MACRON è il candidato “dell’Europa”, accusano i contendenti,
l’unico del resto sugli 11 candidati del primo turno ad aver votato Sì al
Trattato costituzionale nel 2005 (ma Mélenchon aveva votato Sì a Maastricht nel
1992). François Fillon difende «l’Europa delle nazioni», per imporre la sua
purga ultra-liberista.
COSÌ, MARINE
LE PEN resta sola nella battaglia anti-Ue.

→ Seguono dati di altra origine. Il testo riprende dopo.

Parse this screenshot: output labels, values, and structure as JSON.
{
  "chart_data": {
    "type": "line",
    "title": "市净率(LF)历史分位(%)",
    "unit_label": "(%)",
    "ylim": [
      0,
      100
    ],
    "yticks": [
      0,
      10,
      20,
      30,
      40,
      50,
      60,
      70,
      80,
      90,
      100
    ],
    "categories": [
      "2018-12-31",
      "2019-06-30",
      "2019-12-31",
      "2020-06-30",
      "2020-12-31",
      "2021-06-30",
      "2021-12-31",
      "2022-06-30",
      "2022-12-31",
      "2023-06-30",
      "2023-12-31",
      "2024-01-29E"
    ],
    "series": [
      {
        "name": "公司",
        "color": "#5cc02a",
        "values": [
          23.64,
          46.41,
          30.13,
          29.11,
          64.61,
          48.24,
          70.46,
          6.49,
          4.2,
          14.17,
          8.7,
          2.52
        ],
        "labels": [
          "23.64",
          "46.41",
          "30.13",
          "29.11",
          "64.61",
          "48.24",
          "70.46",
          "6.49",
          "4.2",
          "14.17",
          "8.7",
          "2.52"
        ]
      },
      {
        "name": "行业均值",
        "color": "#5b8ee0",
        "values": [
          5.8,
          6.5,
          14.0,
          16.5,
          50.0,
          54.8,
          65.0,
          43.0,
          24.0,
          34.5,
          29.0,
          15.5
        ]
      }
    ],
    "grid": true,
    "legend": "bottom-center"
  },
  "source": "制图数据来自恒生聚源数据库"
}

Ieri, l’economista Joseph Stiglitz ha ribattuto seccamente alla candidata del
Fronte nazionale, che continua a citare il nome del Premio Nobel dell’economia
a supporto del suo programma di uscita dall’euro: «Vorrei che Marine Le Pen
smettesse di dire che siamo d’accordo». Poco prima Stiglitz con più di una
ventina di altri Nobel (tra cui Amartya Sen), aveva pubblicato un appello,
uscito su Le Monde, a favore dell’Europa e dell’euro, «contro le politiche
isolazioniste e protezioniste, e le svalutazioni competitive, tutte realizzate
a detrimento di altri paesi, mezzi pericolosi per cercare di generare
crescita», che «comportano misure di rappresaglia e guerre commerciali».
Marine Le
Pen fa propaganda, «l’euro morirà, ci sarà una crisi finanziaria, tutti sanno
che l’euro non funziona, molti Premi Nobel di economia, anche se scrivono
appelli contro di me, dicono che non funziona, parlo di Stiglitz». Ma anche lei
sa che nel suo elettorato, soprattutto quello tradizionale fedele a Jean-Marie
Le Pen, ci sono dei risparmiatori che non vogliono l’uscita dall’euro.